# Parameterizing umpire biases using MLB Statcast data. Part 2.

In a previous post, I described how the size of the strike zone changes as a function of the count in the current at-bat. This was achieved by fitting a separate strike-zone model to each subset of pitches. In this next post I want to additionally examine the influence of previous calls more explicitly and see how these biases vary across umpires.

To start I designed a logistic-regression model encoding both the count before the current pitch and the call made on the previous n=6 pitches using one-hot vectors.

The coefficients β are estimated by minimizing *cross-entropy loss *on all called pitches. These can be converted into probabilities of a given pitch being called a strike. Similar to my earlier analysis of strike-zone areas I find that umpires are much more likely to call a strike on an *0–3* count relative to a *2–0* count (**below right**). I additionally observe that umpires have a tendency to not repeat calls, calling a strike less often when they called a proceeding pitch a strike (**below left**). These probabilities could be driven in large part driven by pitch selection (eg. by the pitcher). I will need to take into account pitch location to determine to what extent this is due to a bias in umpire judgement.

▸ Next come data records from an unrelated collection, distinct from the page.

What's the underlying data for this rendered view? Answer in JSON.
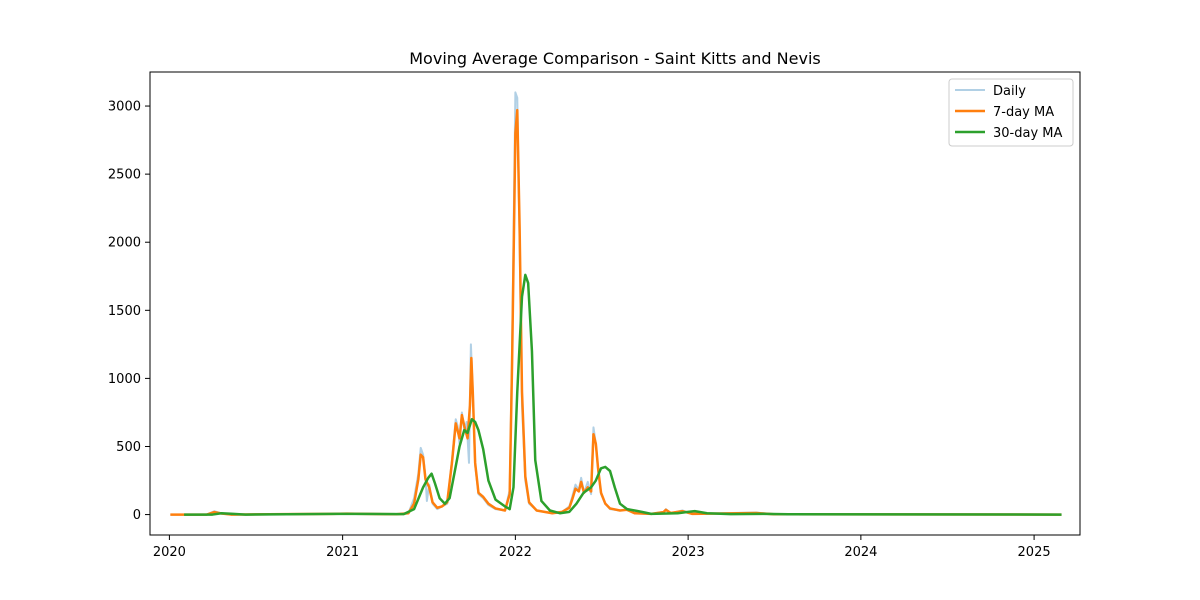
{
  "chart_data": {
    "type": "line",
    "title": "Moving Average Comparison - Saint Kitts and Nevis",
    "xlabel": "",
    "ylabel": "",
    "x_range": [
      "2019-11-21",
      "2025-04-08"
    ],
    "ylim": [
      -150,
      3250
    ],
    "x_ticks": [
      {
        "label": "2020",
        "date": "2020-01-01"
      },
      {
        "label": "2021",
        "date": "2021-01-01"
      },
      {
        "label": "2022",
        "date": "2022-01-01"
      },
      {
        "label": "2023",
        "date": "2023-01-01"
      },
      {
        "label": "2024",
        "date": "2024-01-01"
      },
      {
        "label": "2025",
        "date": "2025-01-01"
      }
    ],
    "y_ticks": [
      0,
      500,
      1000,
      1500,
      2000,
      2500,
      3000
    ],
    "grid": false,
    "legend_position": "top-right",
    "series": [
      {
        "name": "Daily",
        "color": "#1f77b4",
        "points": [
          [
            "2020-01-03",
            0
          ],
          [
            "2020-03-20",
            0
          ],
          [
            "2020-04-05",
            25
          ],
          [
            "2020-04-20",
            8
          ],
          [
            "2020-05-10",
            0
          ],
          [
            "2020-09-01",
            3
          ],
          [
            "2020-12-10",
            5
          ],
          [
            "2021-01-10",
            8
          ],
          [
            "2021-04-25",
            2
          ],
          [
            "2021-05-20",
            10
          ],
          [
            "2021-06-01",
            120
          ],
          [
            "2021-06-10",
            300
          ],
          [
            "2021-06-15",
            490
          ],
          [
            "2021-06-20",
            440
          ],
          [
            "2021-06-25",
            280
          ],
          [
            "2021-06-28",
            100
          ],
          [
            "2021-07-03",
            220
          ],
          [
            "2021-07-10",
            80
          ],
          [
            "2021-07-20",
            40
          ],
          [
            "2021-07-30",
            60
          ],
          [
            "2021-08-10",
            80
          ],
          [
            "2021-08-20",
            400
          ],
          [
            "2021-08-28",
            700
          ],
          [
            "2021-09-01",
            650
          ],
          [
            "2021-09-05",
            520
          ],
          [
            "2021-09-10",
            750
          ],
          [
            "2021-09-15",
            620
          ],
          [
            "2021-09-20",
            680
          ],
          [
            "2021-09-25",
            380
          ],
          [
            "2021-09-29",
            1250
          ],
          [
            "2021-10-03",
            900
          ],
          [
            "2021-10-08",
            360
          ],
          [
            "2021-10-15",
            150
          ],
          [
            "2021-10-25",
            120
          ],
          [
            "2021-11-05",
            70
          ],
          [
            "2021-11-20",
            40
          ],
          [
            "2021-12-10",
            30
          ],
          [
            "2021-12-20",
            180
          ],
          [
            "2021-12-25",
            1200
          ],
          [
            "2022-01-01",
            3100
          ],
          [
            "2022-01-05",
            3060
          ],
          [
            "2022-01-10",
            2000
          ],
          [
            "2022-01-15",
            800
          ],
          [
            "2022-01-22",
            250
          ],
          [
            "2022-01-30",
            80
          ],
          [
            "2022-02-15",
            30
          ],
          [
            "2022-03-20",
            10
          ],
          [
            "2022-04-10",
            20
          ],
          [
            "2022-04-25",
            60
          ],
          [
            "2022-05-01",
            130
          ],
          [
            "2022-05-08",
            220
          ],
          [
            "2022-05-15",
            180
          ],
          [
            "2022-05-20",
            270
          ],
          [
            "2022-05-26",
            160
          ],
          [
            "2022-06-03",
            240
          ],
          [
            "2022-06-10",
            150
          ],
          [
            "2022-06-15",
            640
          ],
          [
            "2022-06-20",
            520
          ],
          [
            "2022-06-25",
            320
          ],
          [
            "2022-07-01",
            150
          ],
          [
            "2022-07-10",
            80
          ],
          [
            "2022-07-20",
            40
          ],
          [
            "2022-08-10",
            30
          ],
          [
            "2022-08-25",
            40
          ],
          [
            "2022-09-10",
            10
          ],
          [
            "2022-10-15",
            5
          ],
          [
            "2022-11-10",
            20
          ],
          [
            "2022-11-15",
            40
          ],
          [
            "2022-11-25",
            10
          ],
          [
            "2022-12-20",
            30
          ],
          [
            "2023-01-10",
            5
          ],
          [
            "2023-05-25",
            15
          ],
          [
            "2023-07-01",
            2
          ],
          [
            "2025-02-28",
            0
          ]
        ]
      },
      {
        "name": "7-day MA",
        "color": "#ff7f0e",
        "points": [
          [
            "2020-01-03",
            0
          ],
          [
            "2020-03-20",
            0
          ],
          [
            "2020-04-05",
            18
          ],
          [
            "2020-04-20",
            8
          ],
          [
            "2020-05-10",
            0
          ],
          [
            "2020-09-01",
            3
          ],
          [
            "2020-12-10",
            5
          ],
          [
            "2021-01-10",
            7
          ],
          [
            "2021-04-25",
            2
          ],
          [
            "2021-05-20",
            10
          ],
          [
            "2021-06-01",
            80
          ],
          [
            "2021-06-10",
            260
          ],
          [
            "2021-06-15",
            440
          ],
          [
            "2021-06-20",
            420
          ],
          [
            "2021-06-25",
            260
          ],
          [
            "2021-07-03",
            200
          ],
          [
            "2021-07-10",
            90
          ],
          [
            "2021-07-20",
            50
          ],
          [
            "2021-07-30",
            60
          ],
          [
            "2021-08-10",
            90
          ],
          [
            "2021-08-20",
            380
          ],
          [
            "2021-08-28",
            670
          ],
          [
            "2021-09-05",
            560
          ],
          [
            "2021-09-10",
            730
          ],
          [
            "2021-09-15",
            650
          ],
          [
            "2021-09-22",
            560
          ],
          [
            "2021-09-27",
            800
          ],
          [
            "2021-09-30",
            1150
          ],
          [
            "2021-10-03",
            900
          ],
          [
            "2021-10-08",
            380
          ],
          [
            "2021-10-15",
            160
          ],
          [
            "2021-10-25",
            130
          ],
          [
            "2021-11-05",
            80
          ],
          [
            "2021-11-20",
            45
          ],
          [
            "2021-12-10",
            30
          ],
          [
            "2021-12-20",
            150
          ],
          [
            "2021-12-25",
            1100
          ],
          [
            "2022-01-01",
            2800
          ],
          [
            "2022-01-05",
            2970
          ],
          [
            "2022-01-10",
            2100
          ],
          [
            "2022-01-15",
            900
          ],
          [
            "2022-01-22",
            280
          ],
          [
            "2022-01-30",
            90
          ],
          [
            "2022-02-15",
            30
          ],
          [
            "2022-03-20",
            10
          ],
          [
            "2022-04-10",
            20
          ],
          [
            "2022-04-25",
            50
          ],
          [
            "2022-05-01",
            110
          ],
          [
            "2022-05-08",
            190
          ],
          [
            "2022-05-15",
            170
          ],
          [
            "2022-05-20",
            240
          ],
          [
            "2022-05-26",
            160
          ],
          [
            "2022-06-03",
            200
          ],
          [
            "2022-06-10",
            170
          ],
          [
            "2022-06-15",
            590
          ],
          [
            "2022-06-20",
            520
          ],
          [
            "2022-06-25",
            330
          ],
          [
            "2022-07-01",
            160
          ],
          [
            "2022-07-10",
            80
          ],
          [
            "2022-07-20",
            45
          ],
          [
            "2022-08-10",
            30
          ],
          [
            "2022-08-25",
            35
          ],
          [
            "2022-09-10",
            10
          ],
          [
            "2022-10-15",
            5
          ],
          [
            "2022-11-10",
            18
          ],
          [
            "2022-11-15",
            35
          ],
          [
            "2022-11-25",
            12
          ],
          [
            "2022-12-20",
            25
          ],
          [
            "2023-01-10",
            5
          ],
          [
            "2023-05-25",
            12
          ],
          [
            "2023-07-01",
            2
          ],
          [
            "2025-02-28",
            0
          ]
        ]
      },
      {
        "name": "30-day MA",
        "color": "#2ca02c",
        "points": [
          [
            "2020-02-01",
            0
          ],
          [
            "2020-04-01",
            0
          ],
          [
            "2020-04-20",
            10
          ],
          [
            "2020-05-15",
            5
          ],
          [
            "2020-06-10",
            0
          ],
          [
            "2020-12-20",
            5
          ],
          [
            "2021-01-20",
            5
          ],
          [
            "2021-05-10",
            3
          ],
          [
            "2021-06-01",
            40
          ],
          [
            "2021-06-20",
            200
          ],
          [
            "2021-07-01",
            270
          ],
          [
            "2021-07-08",
            300
          ],
          [
            "2021-07-15",
            230
          ],
          [
            "2021-07-25",
            120
          ],
          [
            "2021-08-05",
            80
          ],
          [
            "2021-08-15",
            120
          ],
          [
            "2021-08-25",
            300
          ],
          [
            "2021-09-05",
            500
          ],
          [
            "2021-09-15",
            620
          ],
          [
            "2021-09-22",
            600
          ],
          [
            "2021-10-01",
            700
          ],
          [
            "2021-10-08",
            680
          ],
          [
            "2021-10-15",
            620
          ],
          [
            "2021-10-25",
            480
          ],
          [
            "2021-11-05",
            250
          ],
          [
            "2021-11-20",
            110
          ],
          [
            "2021-12-10",
            60
          ],
          [
            "2021-12-20",
            40
          ],
          [
            "2021-12-28",
            200
          ],
          [
            "2022-01-05",
            900
          ],
          [
            "2022-01-15",
            1600
          ],
          [
            "2022-01-22",
            1760
          ],
          [
            "2022-01-28",
            1700
          ],
          [
            "2022-02-05",
            1200
          ],
          [
            "2022-02-12",
            400
          ],
          [
            "2022-02-25",
            100
          ],
          [
            "2022-03-15",
            30
          ],
          [
            "2022-04-05",
            10
          ],
          [
            "2022-04-25",
            20
          ],
          [
            "2022-05-10",
            80
          ],
          [
            "2022-05-25",
            160
          ],
          [
            "2022-06-10",
            200
          ],
          [
            "2022-06-20",
            250
          ],
          [
            "2022-07-01",
            340
          ],
          [
            "2022-07-10",
            350
          ],
          [
            "2022-07-20",
            320
          ],
          [
            "2022-07-30",
            200
          ],
          [
            "2022-08-10",
            80
          ],
          [
            "2022-08-25",
            40
          ],
          [
            "2022-09-10",
            30
          ],
          [
            "2022-09-25",
            20
          ],
          [
            "2022-10-15",
            5
          ],
          [
            "2022-12-10",
            10
          ],
          [
            "2023-01-01",
            20
          ],
          [
            "2023-01-15",
            25
          ],
          [
            "2023-02-10",
            10
          ],
          [
            "2023-04-01",
            3
          ],
          [
            "2023-06-10",
            5
          ],
          [
            "2023-08-01",
            2
          ],
          [
            "2025-02-28",
            0
          ]
        ]
      }
    ]
  }
}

A straightforward way to account for pitch location in our model is to utilize the strike-zone I described in a previous post. For the resulting model, I *simultaneously* fit a strike-zone **and** history coefficients. The output of the strike-zone model, **p(strike|x.z**), is an input to our logistic regression model (put through a logit transform to maintain linearity).

This allows our history model to attribute changes in outcome due to both the pitcher (pitch selection) and umpire judgement. As our logistic model now includes pitch location, I can no longer directly visualize **p(strike)** as it is dependent on pitch location. Instead I will visualize the fit coefficients, **β**, along with the resulting strike zone. For this visualization, I fit a separate model to each umpire who called at least 150 games in the 2018–2022 seasons (excluding 2020, n=71).

Here, I continue to observe a similar pattern where umpires tend to avoid making the same call repeatedly, even after accounting for the location of the current pitch. This suggests a common bias originating with the umpire’s judgement. Are more umpires susceptible to this bias then others?Condensing our history coefficients subtracting “*called_strike*” from “*ball***”** we can get a scalar estimate of the bias strength.** Across all (n=71) umpires, every single one shows a bias to alternate calls** but with varying strength. The strength of this bias correlates significantly with overall strike zone variance. This history bias thus resembles a strategy to reduce call variance by less precise umpires.

Last, I looked to see if any of these terms have changed across time. I fit a separate model each year for all umpires with at least 20 games/season. Using a mixed effect model, I examined the effect of year after controlling for umpire identity. The main effects I observed:

- A significant reduction in
*σ_x*across years (β_year=-0.002, 95% confidence interval: [-.004,.000], p=0.039) but no change in*σ_y*. This suggests umpires may be getting more precise across time. - A significant increase in
*count-bias*(β_year=0.01 [0.002, 0.019], p=0.018) but no change in history-bias due to past calls. - A large increase in the average
*strike zone area*for both left and right handed hitters (Left: β_year=0.036 [0.021, 0.050], p<1E-6; Right: β_year=0.042 [0.027, 0.056], p<1E-7). This shear strength of this effect could be the most interesting to investigate further. Note that a similar trend was suggested from a study performed on much older data.

In this post, I demonstrated an exponentially decaying *history-bias* and a *count-bias* observed in umpire behavior that is independent of pitch selection. This further demonstrates that umpires use a lot more than pitch location when calling pitches and that these biases are universal across the league. The strength of these biases seem to be stronger in less precise umpires, suggesting they may emerge from a compensatory mechanism to reduce uncertainty. Lastly, we observe that several properties of umpire behavior are changing across time. This could be due to a variety of factors including the fact that umpires now get periodic feedback from StatCast data.

In a future post I plan to unpack whether these biases are perceptual (as in due to changes in how umpires physically see the pitches) or decisional/cognitive. I also plan to quantify to what extent these biases actually impact the outcome of games.